I wasn't even five years old when I fell in love for the first time. Her name was Penny. She always seemed so sad, and I wanted nothing more, than to help her. To make her happy. Her laugh was so rare, which made it so much more exciting when I heard it. I wanted to be the one to make her laugh.
Instead mice did that. Mice helped her. Mice rescued her. I mean that was kind of the point. In fact, it was the title of the film. The Rescuers.
Even at such a young age, I knew she was fiction. I knew she was just a cartoon.
This knowledge did nothing to make the feelings less real. I had a mad case of Florence Nightingale syndrome. The fact that Penny was simply a hand drawn representation of someone else's imagination, used to facilitate a bit of Disney storytelling, did nothing to dissuade my own imagination that I could find this girl, enter her reality, and just... be with her. Make her better. Make her bigger.

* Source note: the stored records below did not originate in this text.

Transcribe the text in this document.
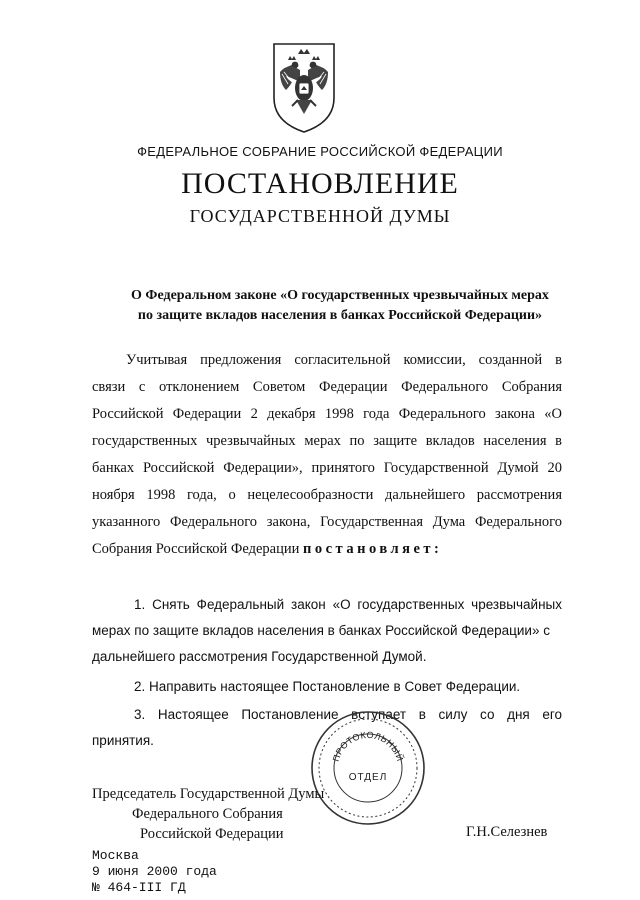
ФЕДЕРАЛЬНОЕ СОБРАНИЕ РОССИЙСКОЙ ФЕДЕРАЦИИ
ПОСТАНОВЛЕНИЕ
ГОСУДАРСТВЕННОЙ ДУМЫ
О Федеральном законе «О государственных чрезвычайных мерах
по защите вкладов населения в банках Российской Федерации»
Учитывая предложения согласительной комиссии, созданной в
связи с отклонением Советом Федерации Федерального Собрания
Российской Федерации 2 декабря 1998 года Федерального закона «О
государственных чрезвычайных мерах по защите вкладов населения в
банках Российской Федерации», принятого Государственной Думой 20
ноября 1998 года, о нецелесообразности дальнейшего рассмотрения
указанного Федерального закона, Государственная Дума Федерального
Собрания Российской Федерации постановляет:
1. Снять Федеральный закон «О государственных чрезвычайных
мерах по защите вкладов населения в банках Российской Федерации» с
дальнейшего рассмотрения Государственной Думой.
2. Направить настоящее Постановление в Совет Федерации.
3. Настоящее Постановление вступает в силу со дня его
принятия.
ПРОТОКОЛЬНЫЙ
ОТДЕЛ
Председатель Государственной Думы
Федерального Собрания
Российской Федерации	Г.Н.Селезнев
Москва
9 июня 2000 года
№ 464-III ГД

I think some part of me still hold this longing when I watch that movie. I know I can still easily recall that emotional connect.
The next time I fell in love was on the playground, in first grade. Her name was... well... I'll call her D.
D had shaggy, short brown hair. She wore the same brown denim jacket every day, regardless the temperature. She was a tomboy, and she was fearless.
I loved running as fast as I could. I'd race my bike down all the dirt roads. I'd climb the highest trees. I loved high places, and deep water, and thunderstorms, and wild animals, and dirt, and that feeling of adrenaline. I craved adventure. I thought I was brave.
But D would hang upside down by her knees from the monkey bars. This was something I'd never imagined. To do something like that, well, well to do something like that had never even crossed my mind.
And it took my breath away.
She would just hang there. Then reach up to the bars, grab on, and drop to the ground. She'd laugh. She'd climb up and do it again. She'd take the time to teach one of her friends. She...
She inspired greatness and courage. I could never tell her. Mostly because I didn't know those words yet. I didn't have names for those feelings. She made me want to be better. Better at everything. She made me want to stand out, for no reason beyond that she might notice me. Might...I dunno... learn my name.
Over the course of the year, I would find, or create reasons to talk to her. I liked the way she smiled when she talked. I liked the way she didn't look away. I liked that she had blue eyes, and dark skin.
It was always innocuous. Small talk. School talk. And it never, ever, lasted long enough. I would think about her when she wasn't there. I would notice when she was absent. I would wonder if she ever noticed when I was.
I don't know if a six year old kid can feel love, or know what it even is, but I did. Or maybe I just remember with faulty memory that I did. Perhaps I've created a broken romance out of tangential orange memories.
All of my memories are orange.
D moved away at the end of the school year. I never saw her again.
My sophomore year, her cousin who still lived in our tiny town, was killed in an ATV accident. I didn't attend the funeral. He and I played football together on the school team, but we were never really friends. Friendly was as far as it got.
A lot of my friends did go however. The next day, they weren't taking about the service, so much about D.
She was at the funeral. Of course she would be. I beat hell out of myself for not putting together that she would be, before the funeral. I beat hell out of myself again, for thinking that a funeral might be a place to rekindle a friendship that never was.
All my friends would talk about, was how great she looked. How beautiful she'd become. The amazing transformation she'd made in the last decade, from shaggy haired tomboy, to sophomore dream queen.
And all I had, all I have...
Memories and imagination.
The only ingredients needed for that devilish brain alchemist to create emotional chaos.
And in that maelstrom she still dances, in a dress I've never seen, and a smile I'll never forget.
And sometimes I still see her hanging, upside down from steel, and I remember that I can also be brave, and I send her my silent gratitude.
And in that chasm spanning then and now, I've walked with love a million times. And a for few glorious moments, someone who loved me too, walked beside me.
Each one teaching me something new. Something only she could teach. Only she could share. Only she could give.
Always, every goddamn breathtaking time, I learn about being brave. I learn about letting go. And I learn how to stand. How to walk. How to hang upside down with a smile.
And in my reality now, I choose to walk alone. I hold the hands of phantoms. A mix of some memory and some creation.
I lock these creations in a box, left somewhere that I can occasionally pull out, blow the dust off, open the lid, and gaze upon lightly.
I remember the faces of those who created me, as I've in turn created them. I wish them well if they're living, and kiss their ghost if they've gone.
You now, you are my future memory. You'll be in my box someday. I'll thank you then. I thank you now, because without you, I couldn't be me.